Bumpy start for China's homegrown 3G

TD-SCDMA has faced its fair share of problems on the road to deployment, but the standard will likely be given more than a fight chance to take off.

Victoria Ho Special to CNET News
3 min read

Despite deployment troubles, China's homegrown 3G standard will likely be given more than a fighting chance to take off there, according to analysts.

That standard, TD-SCDMA (time division-synchronous code division multiple access), has seen its fair share of bumps on its road to deployment.

Initially slated for wide deployment during the Beijing Olympics, connectivity issues including dropped network connections and spotty coverage prevented China Mobile--the country's largest mobile operator and the one leading the TD-SCDMA rollout--from making this a reality for the Games.

Mark Natkin, managing director at Beijing-based Marbridge Consulting, told ZDNet Asia that TD-SCDMA's reception is still lukewarm--a result of the standard not delivering as promised.

Natkin said consumers in the country have been slow to jump over from their existing 2G subscriptions partly because of the prohibitive cost associated with acquiring new handsets, but also because TD-SCDMA has not delivered the performance jump over 2G as promised, he added.

Reports of user response have been varied. According to China Mobile, the number of TD-SCDMA users hit 52,000 as of July. But China Business News reported in June that only 2,000 handsets have been purchased.

Nonetheless, the standard has a chance to gain a foothold in the market because of its head start over competing standards, said analysts.

A government official said last month China will issue 3G licenses in six months, although this is not confirmed, in which case "TD-SCDMA has a healthy head start to get a customer base locked in before the competition comes," Natkin said.

Hwai Lin Khor, wireless research analyst at ABI Research, also said users are exploring TD-SCDMA for lack of other choices. "Being the only high-speed 3G available in China now, China Mobile subscribers do not mind giving it a chance to improve," she said via e-mail.

Khor added that China Telecom, which has bought over China Unicom's CDMA operations, will still "take some time for infrastructure deployment and manpower allocation...hence, the soonest we can see WCDMA and CDMA2000 go commercial will be some time in the third quarter of 2009."

This gives China Mobile over a year to work through TD-SCDMA's kinks, she noted.

Mainly, the operator will still have to work through improving TD-SCDMA coverage, said Khor.
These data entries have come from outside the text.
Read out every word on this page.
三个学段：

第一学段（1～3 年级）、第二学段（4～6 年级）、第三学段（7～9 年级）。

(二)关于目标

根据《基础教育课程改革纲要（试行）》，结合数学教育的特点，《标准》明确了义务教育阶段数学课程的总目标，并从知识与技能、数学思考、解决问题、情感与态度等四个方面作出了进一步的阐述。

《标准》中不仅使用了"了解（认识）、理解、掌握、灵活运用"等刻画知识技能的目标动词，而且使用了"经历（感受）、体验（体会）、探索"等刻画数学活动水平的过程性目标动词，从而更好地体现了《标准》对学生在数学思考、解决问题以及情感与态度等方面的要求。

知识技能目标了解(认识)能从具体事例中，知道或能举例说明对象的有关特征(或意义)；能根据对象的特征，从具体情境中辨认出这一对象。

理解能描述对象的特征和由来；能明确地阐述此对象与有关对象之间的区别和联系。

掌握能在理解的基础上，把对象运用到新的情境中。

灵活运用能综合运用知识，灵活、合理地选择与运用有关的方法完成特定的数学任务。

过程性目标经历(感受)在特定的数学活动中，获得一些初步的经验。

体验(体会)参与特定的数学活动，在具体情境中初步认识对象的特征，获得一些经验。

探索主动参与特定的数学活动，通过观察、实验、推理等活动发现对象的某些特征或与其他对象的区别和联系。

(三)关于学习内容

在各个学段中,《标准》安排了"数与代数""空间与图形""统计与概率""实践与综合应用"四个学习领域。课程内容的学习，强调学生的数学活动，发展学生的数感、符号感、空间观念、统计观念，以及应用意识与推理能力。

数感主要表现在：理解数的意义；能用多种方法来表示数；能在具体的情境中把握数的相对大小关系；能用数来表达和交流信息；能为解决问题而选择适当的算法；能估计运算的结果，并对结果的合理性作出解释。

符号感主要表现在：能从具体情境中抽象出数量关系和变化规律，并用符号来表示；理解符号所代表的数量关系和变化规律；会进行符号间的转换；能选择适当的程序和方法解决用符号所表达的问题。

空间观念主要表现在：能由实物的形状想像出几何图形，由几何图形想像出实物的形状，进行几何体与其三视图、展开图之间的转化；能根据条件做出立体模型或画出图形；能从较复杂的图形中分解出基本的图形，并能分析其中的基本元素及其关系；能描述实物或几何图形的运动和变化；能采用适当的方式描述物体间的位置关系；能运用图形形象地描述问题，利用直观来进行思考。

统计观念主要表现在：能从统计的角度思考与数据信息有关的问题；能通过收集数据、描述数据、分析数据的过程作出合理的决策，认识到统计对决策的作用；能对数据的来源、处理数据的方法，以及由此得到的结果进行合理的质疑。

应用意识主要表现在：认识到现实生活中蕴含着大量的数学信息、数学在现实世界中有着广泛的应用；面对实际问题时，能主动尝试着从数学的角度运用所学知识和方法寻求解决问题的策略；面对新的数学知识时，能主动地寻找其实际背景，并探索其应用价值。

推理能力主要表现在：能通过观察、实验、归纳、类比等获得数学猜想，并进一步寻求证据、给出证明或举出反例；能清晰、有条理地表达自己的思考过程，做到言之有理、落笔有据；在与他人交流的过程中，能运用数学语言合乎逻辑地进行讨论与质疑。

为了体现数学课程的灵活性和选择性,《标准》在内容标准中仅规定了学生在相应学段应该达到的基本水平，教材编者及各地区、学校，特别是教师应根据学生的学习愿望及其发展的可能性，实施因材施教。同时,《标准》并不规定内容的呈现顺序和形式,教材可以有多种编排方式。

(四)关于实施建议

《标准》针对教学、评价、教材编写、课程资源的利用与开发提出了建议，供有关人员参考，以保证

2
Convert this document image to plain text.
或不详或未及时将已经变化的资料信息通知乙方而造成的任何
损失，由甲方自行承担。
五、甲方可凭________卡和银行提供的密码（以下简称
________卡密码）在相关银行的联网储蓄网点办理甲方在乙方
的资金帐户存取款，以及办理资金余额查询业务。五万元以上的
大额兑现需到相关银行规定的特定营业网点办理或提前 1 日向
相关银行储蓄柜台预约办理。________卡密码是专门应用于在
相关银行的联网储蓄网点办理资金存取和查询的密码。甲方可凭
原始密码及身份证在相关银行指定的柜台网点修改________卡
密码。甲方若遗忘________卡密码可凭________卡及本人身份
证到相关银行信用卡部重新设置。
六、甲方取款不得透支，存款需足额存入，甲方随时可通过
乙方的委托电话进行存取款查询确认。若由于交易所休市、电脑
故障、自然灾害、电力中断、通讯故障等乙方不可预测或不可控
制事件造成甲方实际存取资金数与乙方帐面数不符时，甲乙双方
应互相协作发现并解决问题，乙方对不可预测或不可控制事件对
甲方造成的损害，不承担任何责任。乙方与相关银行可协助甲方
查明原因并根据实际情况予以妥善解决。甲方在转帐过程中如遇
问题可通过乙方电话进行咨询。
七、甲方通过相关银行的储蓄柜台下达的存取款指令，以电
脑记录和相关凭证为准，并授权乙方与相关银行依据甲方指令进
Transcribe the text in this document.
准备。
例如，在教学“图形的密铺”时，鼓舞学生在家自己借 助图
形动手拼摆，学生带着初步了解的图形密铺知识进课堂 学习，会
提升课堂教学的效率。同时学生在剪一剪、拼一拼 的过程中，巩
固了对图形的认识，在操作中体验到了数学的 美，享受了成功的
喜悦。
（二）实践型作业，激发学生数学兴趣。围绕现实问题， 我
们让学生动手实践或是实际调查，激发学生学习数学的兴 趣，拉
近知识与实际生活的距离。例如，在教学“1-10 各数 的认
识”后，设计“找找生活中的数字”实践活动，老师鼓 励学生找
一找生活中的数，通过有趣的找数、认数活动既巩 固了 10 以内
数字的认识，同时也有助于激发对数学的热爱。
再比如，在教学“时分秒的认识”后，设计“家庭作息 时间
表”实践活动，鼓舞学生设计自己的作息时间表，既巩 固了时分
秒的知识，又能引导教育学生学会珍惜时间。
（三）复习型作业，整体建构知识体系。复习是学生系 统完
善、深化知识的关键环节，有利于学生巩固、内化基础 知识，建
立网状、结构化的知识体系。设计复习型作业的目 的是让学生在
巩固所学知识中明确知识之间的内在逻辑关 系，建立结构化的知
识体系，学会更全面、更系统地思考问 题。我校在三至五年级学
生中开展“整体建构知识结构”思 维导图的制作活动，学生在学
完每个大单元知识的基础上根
China Mobile will also likely have to provide heavy subsidies for handsets "for at least another two years" to entice buyers.

TD-SCDMA handsets lack economies of scale and wide community support due to fewer manufacturers making them, so they are still pricier than their 3G counterparts at this stage, she explained.

Motorola, LG, and Samsung won a contract to collectively deliver 30,000 units to China Mobile by last month.

Motorola told ZDNet Asia not to underestimate TD-SCDMA's uptake in the market quite yet. "The sheer number of early adopters in China who cannot wait to give the network a try would amaze you. The service has just started, and devices have only been in the market for a couple of weeks. I think you need to wait for a few months before even beginning to evaluate success or failure," said Motorola, by e-mail.

Motorola declined to specify on whether it successfully delivered the units by the operator's deadline last month, saying the terms are confidential.

Victoria Ho of ZDNet Asia reported from Singapore.